The same place
Somewhere in France
Saturday Eve, 6 July, 1918
Letter No 66
My dearest mother,
It is very pleasant to think that you are at the present moment enjoying a short holiday down at Westcliff. I had such a splendid post today - I feel quite excited. First of all your letter written last Sunday evening, June 30th - a batch of papers from the [?] Institute! - a postcard from Uncle Geo - a parcel from you containing a clean shirt, handkerchief, writing pad and envelopes, coffee and tin of sulphur - your letter dated 1 July and Walter's note. Let me hasten to thank you ever so much indeed for the trouble you have taken over me during last weekend; your letters especially have cheered me up a good deal.
I am sorry to hear that Dad is not so well. I do hope that he will soon get well at the seaside. The services last Sunday seem to have gone off very well and I should very much like to have witnessed the presentation of the troop's banners. I managed to get a writing block and a few envelopes at the canteen a day or so ago so that I have plenty of writing material now.
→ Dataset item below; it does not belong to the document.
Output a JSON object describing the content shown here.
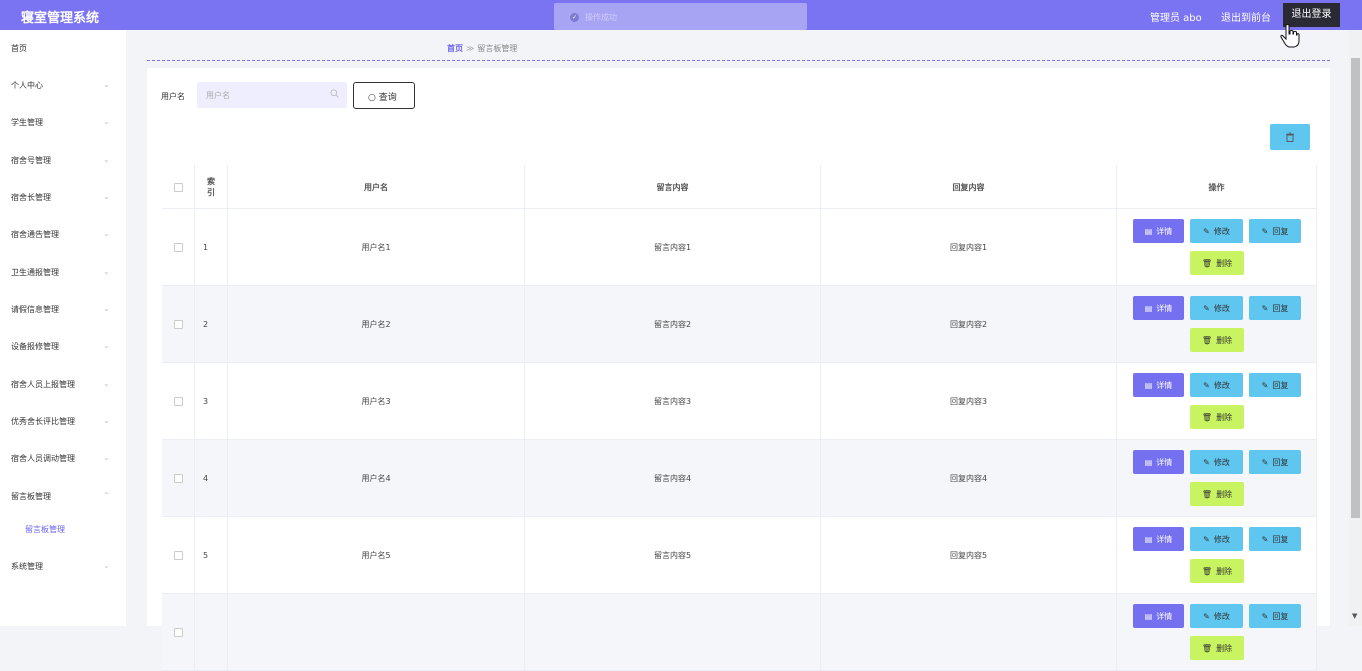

I was relieved to hear that the papers arrived quite safely - I wonder what you thought when you saw them; they must have come somewhat as a surprise. I think I have a very good chance of getting a commission - at any rate I am hopeful although as you have seen there is no end of performance to go through before I am finally fixed up. Young Mig's letter is very interesting - how is his spirit?
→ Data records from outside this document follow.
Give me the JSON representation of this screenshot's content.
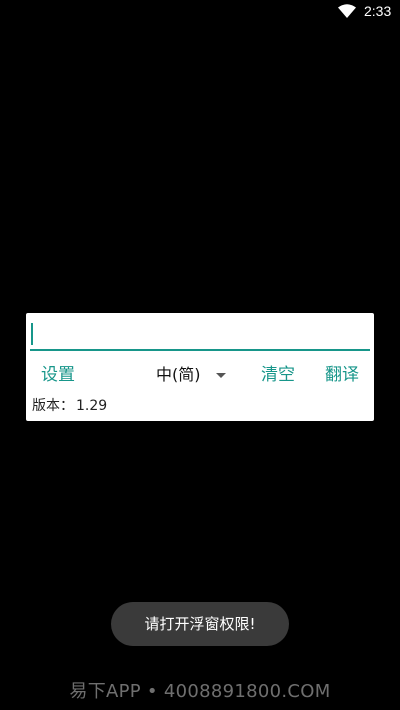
{
  "status_bar": {
    "time": "2:33",
    "wifi_icon": "wifi-icon"
  },
  "card": {
    "input_value": "",
    "settings_label": "设置",
    "language_label": "中(简)",
    "clear_label": "清空",
    "translate_label": "翻译",
    "version_label": "版本：",
    "version_value": "1.29"
  },
  "toast": {
    "message": "请打开浮窗权限!"
  },
  "watermark": {
    "text": "易下APP • 4008891800.COM"
  },
  "colors": {
    "accent": "#17968a",
    "background": "#000000",
    "card": "#ffffff",
    "toast_bg": "#3a3a3a"
  }
}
Last night, being so warm, Stuart and I decided to sleep out in the open, so we selected a nice spot in an orchard and slept there very comfortably and I was not kept awake with the toothache which is much better now. I am writing this on the top of another stack but it is supper time and I must finish this tomorrow.
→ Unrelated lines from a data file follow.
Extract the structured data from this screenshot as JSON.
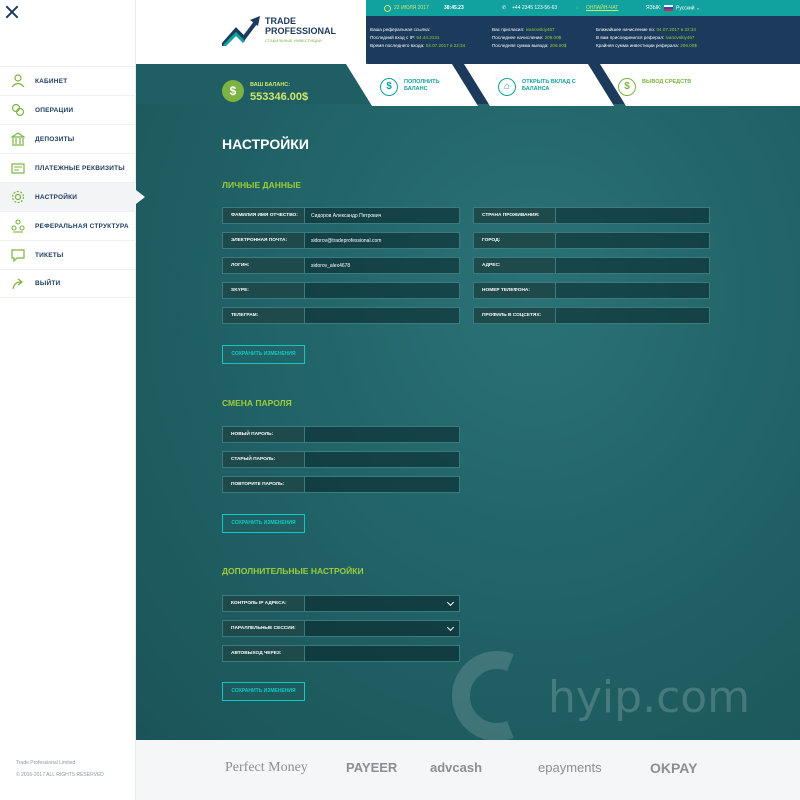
{
  "sidebar": {
    "items": [
      {
        "label": "КАБИНЕТ",
        "icon": "user-icon"
      },
      {
        "label": "ОПЕРАЦИИ",
        "icon": "operations-icon"
      },
      {
        "label": "ДЕПОЗИТЫ",
        "icon": "bank-icon"
      },
      {
        "label": "ПЛАТЕЖНЫЕ РЕКВИЗИТЫ",
        "icon": "wallet-icon"
      },
      {
        "label": "НАСТРОЙКИ",
        "icon": "gear-icon",
        "active": true
      },
      {
        "label": "РЕФЕРАЛЬНАЯ СТРУКТУРА",
        "icon": "referral-icon"
      },
      {
        "label": "ТИКЕТЫ",
        "icon": "chat-icon"
      },
      {
        "label": "ВЫЙТИ",
        "icon": "logout-icon"
      }
    ],
    "footer_company": "Trade Professional Limited",
    "footer_copy": "© 2016-2017 ALL RIGHTS RESERVED"
  },
  "header": {
    "logo_title": "TRADE PROFESSIONAL",
    "logo_sub": "СТАБИЛЬНЫЕ ИНВЕСТИЦИИ",
    "date": "22 ИЮЛЯ 2017",
    "time": "38:45.23",
    "phone": "+44 2345 123-56-63",
    "chat": "ОНЛАЙН-ЧАТ",
    "lang_label": "ЯЗЫК:",
    "lang": "Русский",
    "info": {
      "ref_link_label": "Ваша реферальная ссылка:",
      "last_ip_label": "Последний вход с IP:",
      "last_ip_value": "54.44.2131",
      "last_login_label": "Время последнего входа:",
      "last_login_value": "04.07.2017 в 22:34",
      "invited_label": "Вас пригласил:",
      "invited_value": "ivanovskiy467",
      "last_accrual_label": "Последнее начисление:",
      "last_accrual_value": "206.00$",
      "last_withdraw_label": "Последняя сумма вывода:",
      "last_withdraw_value": "206.00$",
      "next_accrual_label": "Ближайшее начисление по:",
      "next_accrual_value": "04.07.2017 в 22:34",
      "joined_ref_label": "В вам присоединился реферал:",
      "joined_ref_value": "ivanovskiy467",
      "ref_invest_label": "Крайняя сумма инвестиции реферала:",
      "ref_invest_value": "206.00$"
    }
  },
  "balance": {
    "label": "ВАШ БАЛАНС:",
    "value": "553346.00$"
  },
  "actions": [
    {
      "label": "ПОПОЛНИТЬ БАЛАНС",
      "icon": "dollar-icon"
    },
    {
      "label": "ОТКРЫТЬ ВКЛАД С БАЛАНСА",
      "icon": "bank-icon"
    },
    {
      "label": "ВЫВОД СРЕДСТВ",
      "icon": "dollar-icon"
    }
  ],
  "page": {
    "title": "НАСТРОЙКИ"
  },
  "personal": {
    "title": "ЛИЧНЫЕ ДАННЫЕ",
    "left": [
      {
        "label": "ФАМИЛИЯ ИМЯ ОТЧЕСТВО:",
        "value": "Сидоров Александр Петрович"
      },
      {
        "label": "ЭЛЕКТРОННАЯ ПОЧТА:",
        "value": "sidorov@tradeprofessional.com"
      },
      {
        "label": "ЛОГИН:",
        "value": "sidorov_alex4678"
      },
      {
        "label": "SKYPE:",
        "value": ""
      },
      {
        "label": "ТЕЛЕГРАМ:",
        "value": ""
      }
    ],
    "right": [
      {
        "label": "СТРАНА ПРОЖИВАНИЯ:",
        "value": ""
      },
      {
        "label": "ГОРОД:",
        "value": ""
      },
      {
        "label": "АДРЕС:",
        "value": ""
      },
      {
        "label": "НОМЕР ТЕЛЕФОНА:",
        "value": ""
      },
      {
        "label": "ПРОФИЛЬ В СОЦСЕТЯХ:",
        "value": ""
      }
    ],
    "save": "СОХРАНИТЬ ИЗМЕНЕНИЯ"
  },
  "password": {
    "title": "СМЕНА ПАРОЛЯ",
    "fields": [
      {
        "label": "НОВЫЙ ПАРОЛЬ:"
      },
      {
        "label": "СТАРЫЙ ПАРОЛЬ:"
      },
      {
        "label": "ПОВТОРИТЕ ПАРОЛЬ:"
      }
    ],
    "save": "СОХРАНИТЬ ИЗМЕНЕНИЯ"
  },
  "extra": {
    "title": "ДОПОЛНИТЕЛЬНЫЕ НАСТРОЙКИ",
    "fields": [
      {
        "label": "КОНТРОЛЬ IP АДРЕСА:"
      },
      {
        "label": "ПАРАЛЛЕЛЬНЫЕ СЕССИИ:"
      },
      {
        "label": "АВТОВЫХОД ЧЕРЕЗ:"
      }
    ],
    "save": "СОХРАНИТЬ ИЗМЕНЕНИЯ"
  },
  "watermark": "hyip.com",
  "payments": [
    "Perfect Money",
    "PAYEER",
    "advcash",
    "epayments",
    "OKPAY"
  ]
}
(Sunday morning) I am making an endeavour to finish this before Church Parade this morning. Yesterday was practically a holiday and I was very pleased. Reveille was at 7.30 and kit inspection at 9am. My boots wanted repairing so I took them round to the bootmaker [?] for an hour while they were being done. Our band was practicing while I was waiting so that the time soon passed. They were trying over the two overtures [?] which they did very well, I thought.
As soon as I got my boots I went round to Stuart's billet and then we both took our books into the woods until dinner time. It was too hot in the afternoon to do anything but lay down in the shade somewhere so we wandered off to the other end of the Chateau grounds and slept all the time. I imagine you in the garden at home or in the park playing tennis little dreaming that you were by the sea and probably resting on the cliffs.
After tea our Company had its photo taken in the Chateau grounds; it will be interesting for you to see. This took up a good deal of the evening so that I did not have much time to write any letters.
Our colonel has expressed the view that as many as possible will sleep out in the open to prevent the spread of the 'flu which is rather prevalent over here as it is in Blighty. I suppose Archie will work an extension of leave on account of his indisposition. Yesterday the weather was jolly and the evening being mild, Stuart and I slept out in the orchard again. Since we have been in different billets we have not been able to sleep together but we welcome the opportunity of doing so again. If we get a chance we are going to try and get in the same platoon.
I hope you are making the best of the holiday - and I want you to enjoy yourself all the more because I shall not be going up the line for about a fortnight.